Back to the monthlies. In March and April, the Yankees hit a collective .253/.337/.475, averaging 5.58 runs and 1.79 homers per game. In May, they've hit .251/.329/.410, walking slightly less often and hitting for much less power; they're averaging 4.73 runs (an 18 percent drop) and 1.27 homers (a more precipitous 41 percent drop) per game. The percentage of runs they've derived from homers, which was at 56.7 percent in March/April, has fallen to 41.3 percent, and yet the latter figure would still lead the majors overall. In all, they scored 2.42 runs per game excluding runs via homers in March/April, and 2.77 per game in May, yet their record has dropped from 15-9 to 10-12 — this while their run prevention has held constant, 4.17 per game in March/April, 4.18 in May. Clearly, the problem is too damn many home runs, and yet at the same time, not enough of them.

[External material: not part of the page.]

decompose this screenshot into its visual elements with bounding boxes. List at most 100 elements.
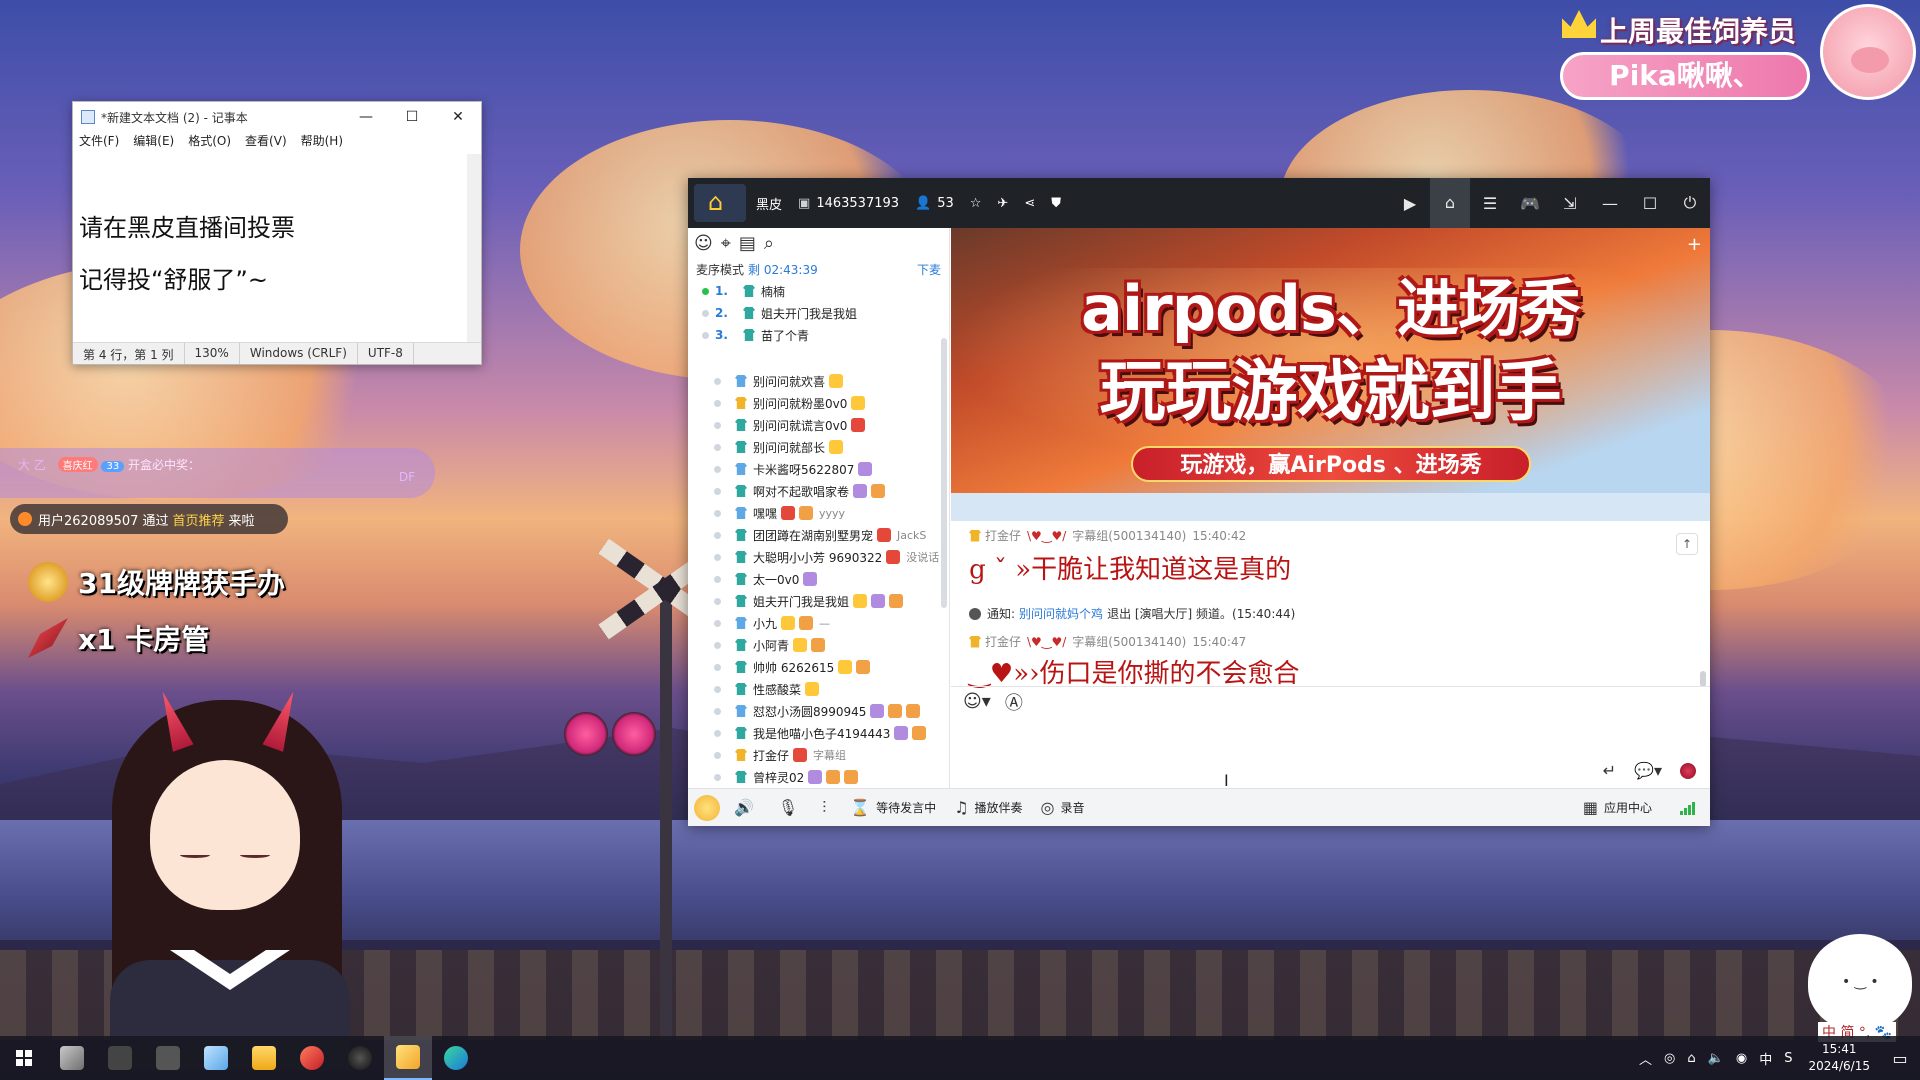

The real, underlying problem is that the Yankees aren't hitting particularly well with runners in scoring position. Their .245/.334/.431 line in such instances actually ranks fourth in the league in OPS and sOPS+; they're 15 percent better than league average in this regard. They've accomplished this despite ranking just seventh in batting average with RISP, and 13th — second to last! — in BABIP (.258, 24 points below average) with RISP, because they're second in isolated power, and third in unintentional walk rate under such circumstances.

Now as we know, balls in play aren't entirely under control of either the pitcher or the hitter, though on a year-to-year basis, they correlate better for the latter. The Yankees hit .300 on balls in play last year, fifth in the league and five points above league average; they were at .292 with RISP, one point above average. With a virtually identical cast of main characters this year, they're hitting .274 on balls in play, 12th in the league and 11 points below average, and 24 points below average with RISP. Yet the Yankee offense is still the AL's strongest; in fact, they're stronger relative to the league than last year. The Yanks are scoring 0.96 runs per game (or 22 percent) more than average in 2011, compared to 0.85 runs per game (or 19 percent) more than average in 2010. Yet because a small handful of hits haven't dropped in as they normally would — and because they're allowing more runs relative to the league than last year (from 0.14 below average to 0.02 below average) — they're suddenly too reliant upon the home run.

It's true that without the home runs, the Yankees would be in worse shape. This is akin to saying that without legs, your ability to outrun a ravenous cheetah would suffer somewhat. The home runs have allowed the Yankees to overcome the days when their offense is otherwise kept at bay. Fourteen times this season, the Yankees have collected at least three hits in a game with runners in scoring position. During those games, they've hit .310/.440/.551, averaged 8.14 runs, and hit 1.93 homers en route to an 11-3 record. Meanwhile, they've failed to collect a hit with runners in scoring position in 11 games, batting a Posada-esque .187/.311/.363, averaged 2.81 runs and 1.36 homers. They've gone 5-6 in those games, which is pretty impressive when you consider that teams scoring exactly three runs have won 36.1 percent of the time this year, and those scoring exactly two runs have won 21.8 percent of the time. Extrapolating from those two figures, a team scoring 2.8 per game should win 33.2 percent of the time, so the Yankees are about 1.3 wins better than average on that score.

The bottom line is that the Yankees' ability to hit home runs with such frequency may not satisfy the purists, or those charged with parceling outrage into 800-word packages even when they win. Such a skill nonetheless gets them through the lean days and nights — months, even — when the hits aren't falling in. It's a problem every other team in the league would kill to have. The hits with runners in scoring position will come sooner or later, and in the meantime the Yankees will remain one of the league's elite teams thanks to their ability to knock the ball out of the yard.